Proceedings are usually published as conference volumes, special issues in journals like Nuclear Instruments and Methods in Physics Research Section A and collected reports distributed by the host laboratory or university press. Abstracts, plenary talks and poster summaries are archived by hosting institutions including CERN Document Server, Fermilab repositories and national libraries tied to KEK and DESY. The literature emerging from the conference often cross-references technical design reports (TDRs) from ATLAS, CMS, CALICE and collider proposals such as International Linear Collider design documents.
The conference has catalyzed developments in sampling calorimeters, homogeneous calorimeters, dual-readout concepts, and silicon-based electromagnetic calorimetry used by experiments at LHC and future facilities. Innovations discussed have been adopted in upgrades led by CMS Phase-2 Upgrade, ATLAS Upgrade and neutrino programs like DUNE, influencing choices of absorber materials, photodetectors and front-end electronics developed at labs like Brookhaven National Laboratory and Lawrence Livermore National Laboratory. Cross-pollination with cosmic-ray observatories such as Pierre Auger Observatory and dark-matter searches like XENON has also occurred through methodological exchanges on calibration and simulation.

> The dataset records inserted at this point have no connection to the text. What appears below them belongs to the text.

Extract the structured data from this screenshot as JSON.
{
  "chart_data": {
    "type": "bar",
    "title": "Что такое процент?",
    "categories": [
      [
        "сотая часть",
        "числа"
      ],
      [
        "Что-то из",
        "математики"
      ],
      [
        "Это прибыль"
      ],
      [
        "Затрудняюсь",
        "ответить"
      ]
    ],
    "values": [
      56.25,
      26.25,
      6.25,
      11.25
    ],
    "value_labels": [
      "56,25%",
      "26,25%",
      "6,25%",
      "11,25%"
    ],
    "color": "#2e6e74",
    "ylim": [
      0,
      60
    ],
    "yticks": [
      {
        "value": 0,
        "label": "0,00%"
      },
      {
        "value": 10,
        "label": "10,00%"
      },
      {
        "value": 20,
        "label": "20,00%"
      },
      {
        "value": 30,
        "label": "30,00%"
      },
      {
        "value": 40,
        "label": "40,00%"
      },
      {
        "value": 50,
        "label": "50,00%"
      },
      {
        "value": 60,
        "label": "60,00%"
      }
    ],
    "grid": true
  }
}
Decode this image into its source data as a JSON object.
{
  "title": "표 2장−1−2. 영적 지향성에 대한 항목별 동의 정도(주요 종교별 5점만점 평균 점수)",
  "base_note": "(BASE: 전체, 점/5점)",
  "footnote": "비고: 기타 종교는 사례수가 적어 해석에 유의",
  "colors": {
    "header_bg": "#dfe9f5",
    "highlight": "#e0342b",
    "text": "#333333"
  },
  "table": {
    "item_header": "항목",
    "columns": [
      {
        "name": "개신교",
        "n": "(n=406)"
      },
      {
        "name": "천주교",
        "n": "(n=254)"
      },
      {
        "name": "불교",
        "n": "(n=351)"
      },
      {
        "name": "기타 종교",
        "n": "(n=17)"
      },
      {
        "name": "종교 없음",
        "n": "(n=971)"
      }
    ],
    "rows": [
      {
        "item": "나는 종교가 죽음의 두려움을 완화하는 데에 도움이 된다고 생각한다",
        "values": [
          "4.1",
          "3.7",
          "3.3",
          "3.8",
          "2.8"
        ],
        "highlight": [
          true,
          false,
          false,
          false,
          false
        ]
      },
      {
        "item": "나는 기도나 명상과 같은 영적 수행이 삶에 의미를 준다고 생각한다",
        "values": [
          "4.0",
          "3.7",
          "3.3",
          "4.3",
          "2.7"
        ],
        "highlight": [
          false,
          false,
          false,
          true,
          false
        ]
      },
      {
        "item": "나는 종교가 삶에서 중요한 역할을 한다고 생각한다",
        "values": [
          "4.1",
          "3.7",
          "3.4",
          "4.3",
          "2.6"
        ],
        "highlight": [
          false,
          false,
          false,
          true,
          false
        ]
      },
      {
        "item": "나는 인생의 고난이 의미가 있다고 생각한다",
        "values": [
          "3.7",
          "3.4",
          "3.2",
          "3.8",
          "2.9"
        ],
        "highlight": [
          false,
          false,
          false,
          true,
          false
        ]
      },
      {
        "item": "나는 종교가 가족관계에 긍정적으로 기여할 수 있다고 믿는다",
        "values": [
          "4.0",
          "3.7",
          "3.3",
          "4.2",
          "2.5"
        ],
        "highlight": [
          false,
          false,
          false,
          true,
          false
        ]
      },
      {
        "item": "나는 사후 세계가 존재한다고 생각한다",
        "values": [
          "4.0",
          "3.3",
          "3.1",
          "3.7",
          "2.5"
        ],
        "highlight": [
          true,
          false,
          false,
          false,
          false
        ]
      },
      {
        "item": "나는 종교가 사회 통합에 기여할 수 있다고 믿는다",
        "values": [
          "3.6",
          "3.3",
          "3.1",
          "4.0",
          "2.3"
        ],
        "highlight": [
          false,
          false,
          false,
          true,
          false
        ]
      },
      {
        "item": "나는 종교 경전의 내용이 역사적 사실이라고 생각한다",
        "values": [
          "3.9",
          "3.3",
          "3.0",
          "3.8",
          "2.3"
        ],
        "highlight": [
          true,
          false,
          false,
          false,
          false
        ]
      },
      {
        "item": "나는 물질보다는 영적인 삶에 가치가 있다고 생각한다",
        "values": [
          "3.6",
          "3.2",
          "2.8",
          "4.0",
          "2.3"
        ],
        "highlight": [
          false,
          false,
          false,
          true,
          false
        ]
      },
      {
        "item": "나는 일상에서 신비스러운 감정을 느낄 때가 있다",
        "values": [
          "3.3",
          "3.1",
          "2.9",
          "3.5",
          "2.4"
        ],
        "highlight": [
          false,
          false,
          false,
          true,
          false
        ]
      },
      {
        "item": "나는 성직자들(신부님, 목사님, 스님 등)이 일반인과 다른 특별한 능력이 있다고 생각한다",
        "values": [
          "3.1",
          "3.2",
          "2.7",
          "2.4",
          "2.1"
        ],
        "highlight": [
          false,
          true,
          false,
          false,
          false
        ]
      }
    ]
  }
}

Recent meetings have emphasized precision timing, radiation-hard silicon sensors, machine-learning approaches for reconstruction developed using frameworks from CERN OpenLab and HL-LHC computing challenges, and synergies with projects at Future Circular Collider and Compact Linear Collider. Future agendas plan deeper collaboration with industrial partners, expanded test-beam infrastructures at PSI and Fermilab Test Beam Facility, and coordination with international funding agencies including ERC and national ministries to support detector R&D roadmaps exemplified by proposals for next-generation calorimeters.